Childcare strategy manager Vicky Jenkins said that the coronavirus restrictions had made it harder to consult, with booking required for a planned event that no parents or members of the public attended.
Labour councillor Amanda Grimshaw said that she knew a mother living yards from the school who had been unaware of the proposal to close the nursery and who was unaware of the consultation.
She was told that the school had contacted parents – but not the prospective parents likely to want nursery places for their children – and that the council had posted details on its website.
Councillor Grimshaw questioned whether anyone routinely looked at the council’s website.
And she asked where parents of young children would be able to find the 15 hours of free nursery places to which they were entitled.
She was told that the Cherry Tree Nursery, at the Hollingdean Children’s Centre, in Brentwood Road, offered free places – and that the private St Joseph’s Pre-School Playgroup, in Davey Drive, in the grounds of St Joseph’s Catholic Primary School, offered some free hours.
A Brighton and Hove City Council report to a special meeting of the Children, Young People and Skills Committee said: “Nineteen people responded to the online consultation. There were no responses by email and no one attended the two public consultation events.”
“The majority of respondents 13 people (68 per cent) strongly disagreed with the proposal to close the nursery class.
“Five respondents (11 per cent) strongly agreed or tended to agree with the proposal. One respondent (5 per cent) didn’t know or wasn’t sure about the proposal.
“All but one who disagreed with the proposal were current or future parents of children at the school.
“All but one who agreed with the proposal were managers, owners or other staff from local childcare provision or staff at Hertford Infant and Nursery School or a head teacher, staff person or governor at a local maintained primary school.
“Nine respondents were planning to send their child to the nursery class in the future and, of these, eight (89 per cent) strongly disagreed with the proposal.”
Labour councillor Tracey Hill, who chairs the board of governors at Hertford Infant and Nursery School, said: “The school is very constrained in what it could do during covid.

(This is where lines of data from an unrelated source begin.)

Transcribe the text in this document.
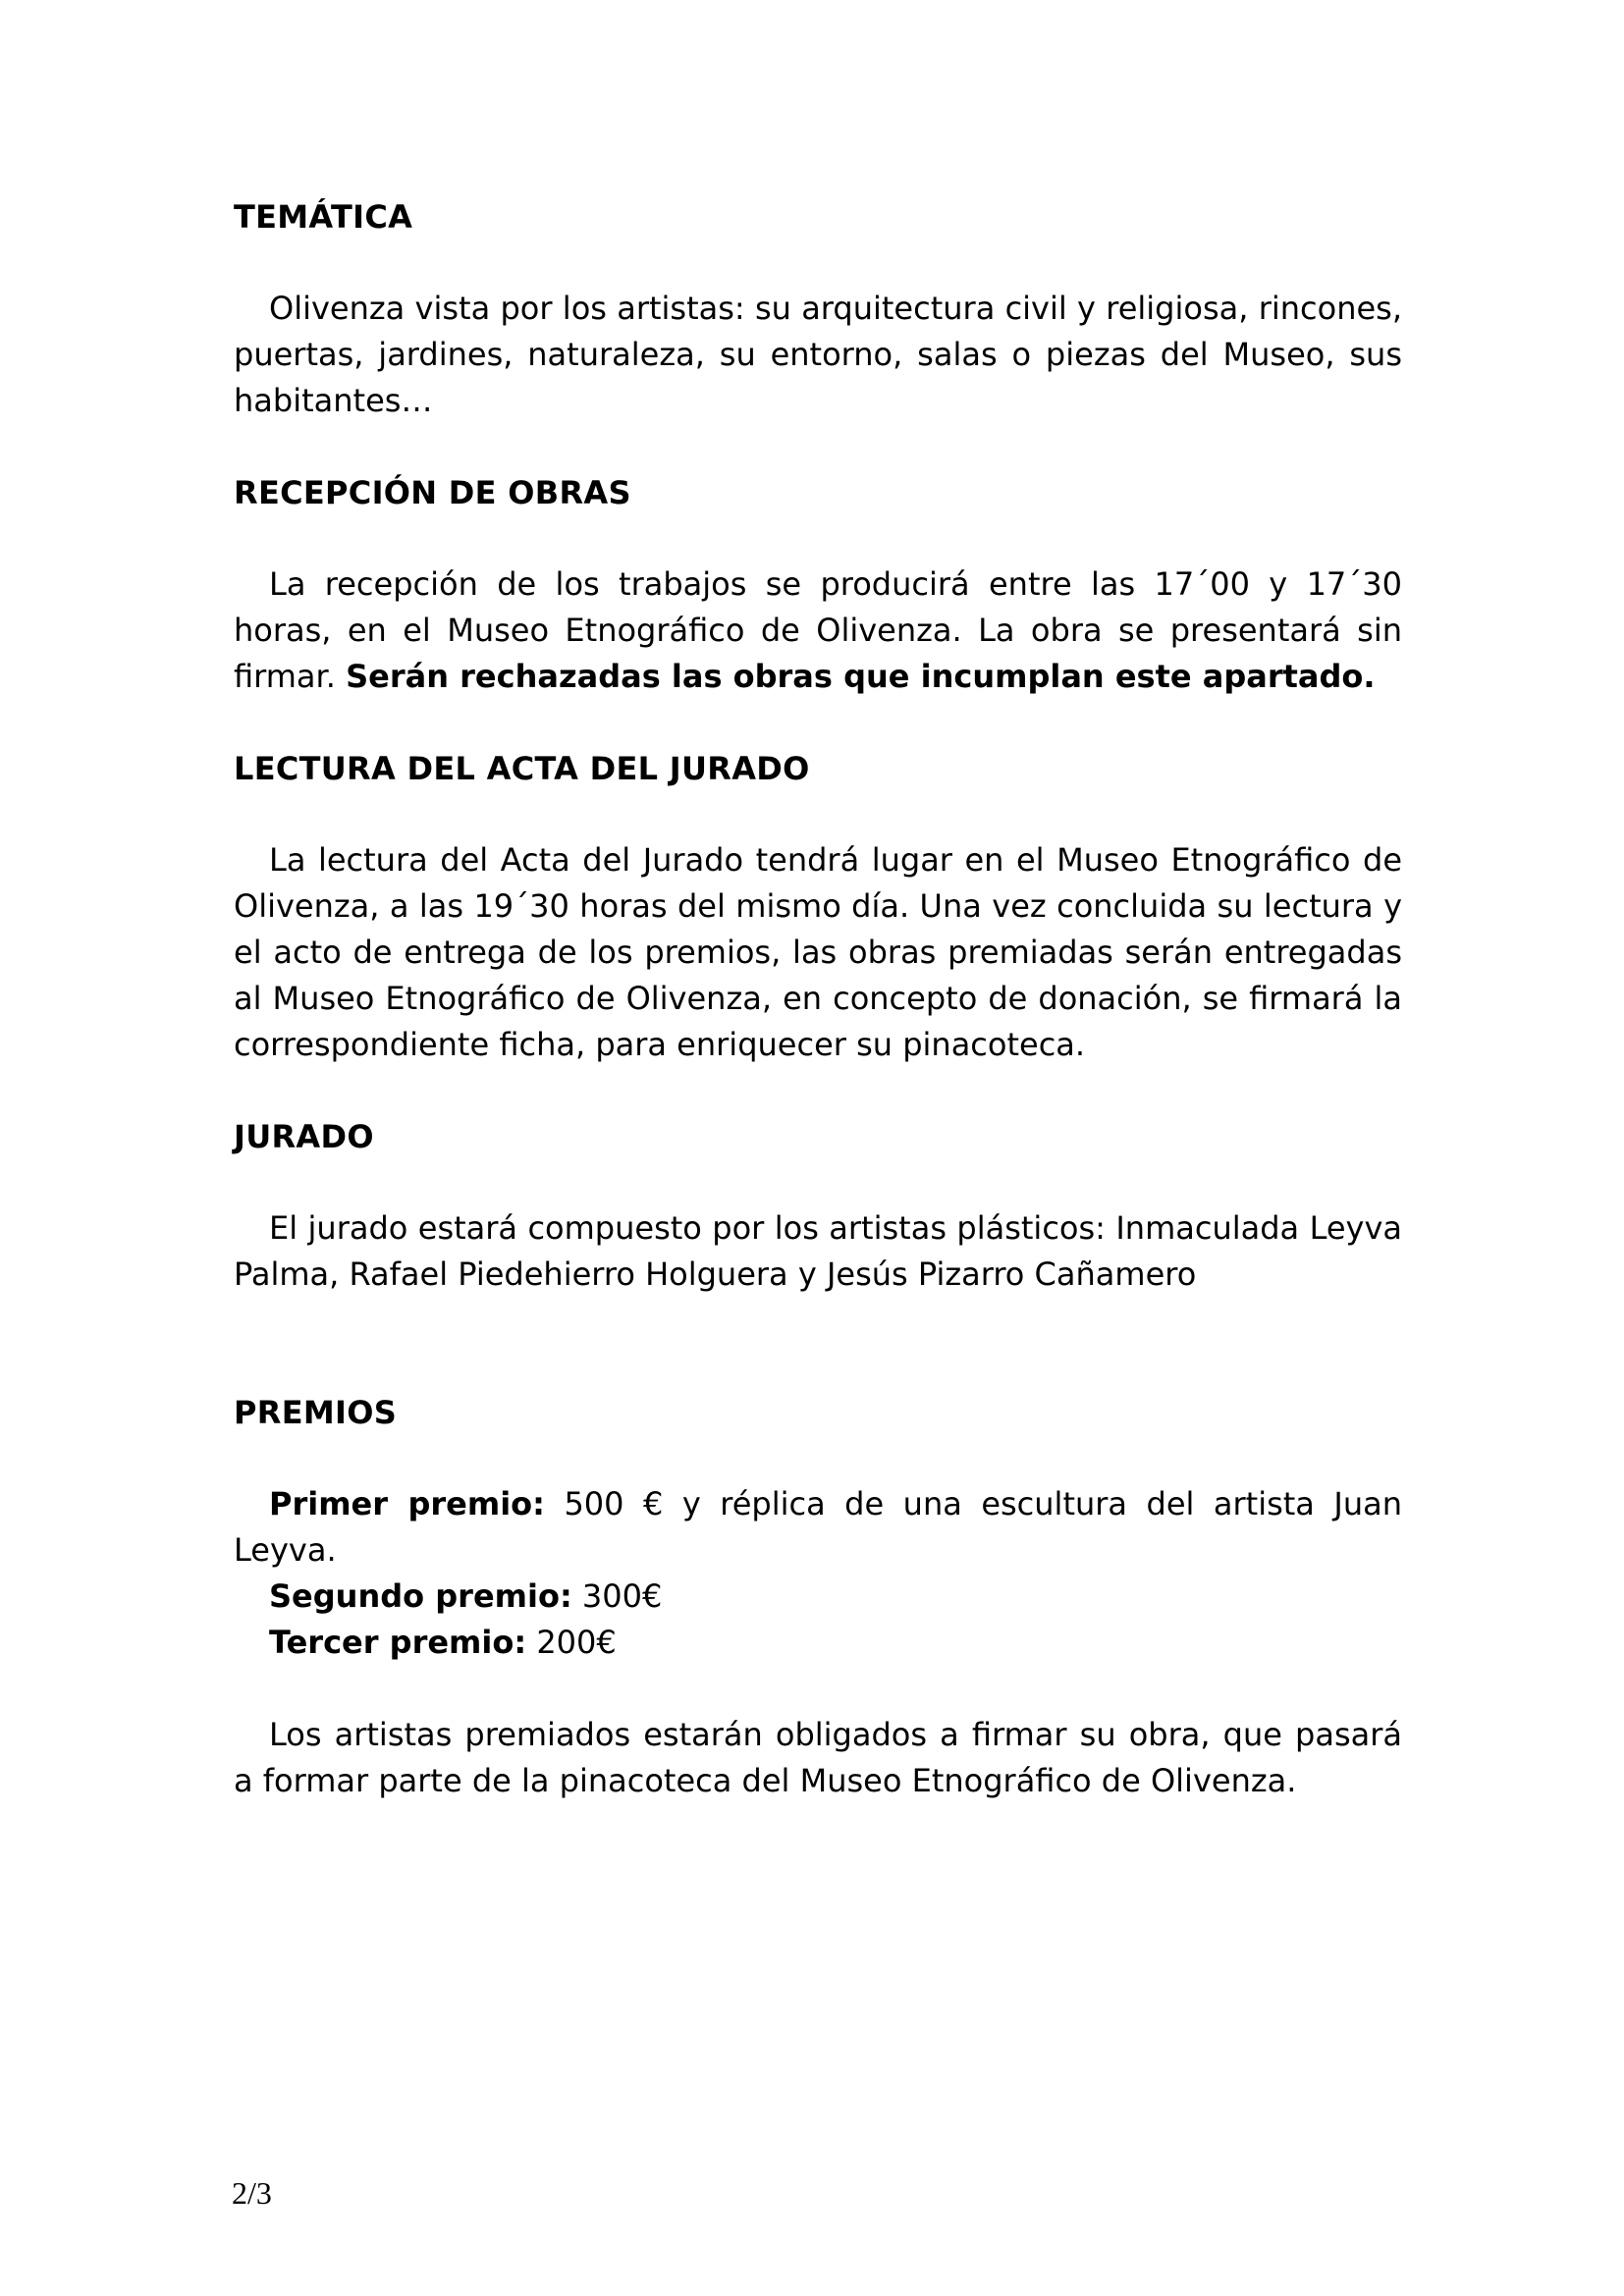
TEMÁTICA

Olivenza vista por los artistas: su arquitectura civil y religiosa, rincones, puertas, jardines, naturaleza, su entorno, salas o piezas del Museo, sus habitantes…

RECEPCIÓN DE OBRAS

La recepción de los trabajos se producirá entre las 17´00 y 17´30 horas, en el Museo Etnográfico de Olivenza. La obra se presentará sin firmar. Serán rechazadas las obras que incumplan este apartado.

LECTURA DEL ACTA DEL JURADO

La lectura del Acta del Jurado tendrá lugar en el Museo Etnográfico de Olivenza, a las 19´30 horas del mismo día. Una vez concluida su lectura y el acto de entrega de los premios, las obras premiadas serán entregadas al Museo Etnográfico de Olivenza, en concepto de donación, se firmará la correspondiente ficha, para enriquecer su pinacoteca.

JURADO

El jurado estará compuesto por los artistas plásticos: Inmaculada Leyva Palma, Rafael Piedehierro Holguera y Jesús Pizarro Cañamero

PREMIOS

Primer premio: 500 € y réplica de una escultura del artista Juan Leyva.

Segundo premio: 300€

Tercer premio: 200€

Los artistas premiados estarán obligados a firmar su obra, que pasará a formar parte de la pinacoteca del Museo Etnográfico de Olivenza.

2/3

“It could have been that more could have been done to promote it but this isn’t just a covid thing.
“Numbers are going down. The school has constantly struggled to keep the numbers above the level where it can break even.
“There’s no leeway at all in the school being able to subsidise the nursery.
“There is plenty of provision in the area.
“It’s a longer-term view that the governors are taking. It isn’t just covid. It’s the numbers. It needs to be sustainable.”
The committee, which held a “virtual” meeting yesterday afternoon (Monday 26 October), voted to start a four-week formal consultation to start next month and end in early December.
After the formal consultation, on the proposal to close the nursery, officials are due to prepare a further report to the committee for its meeting in January.
At this meeting, councillors will have to decide whether to close the nursery.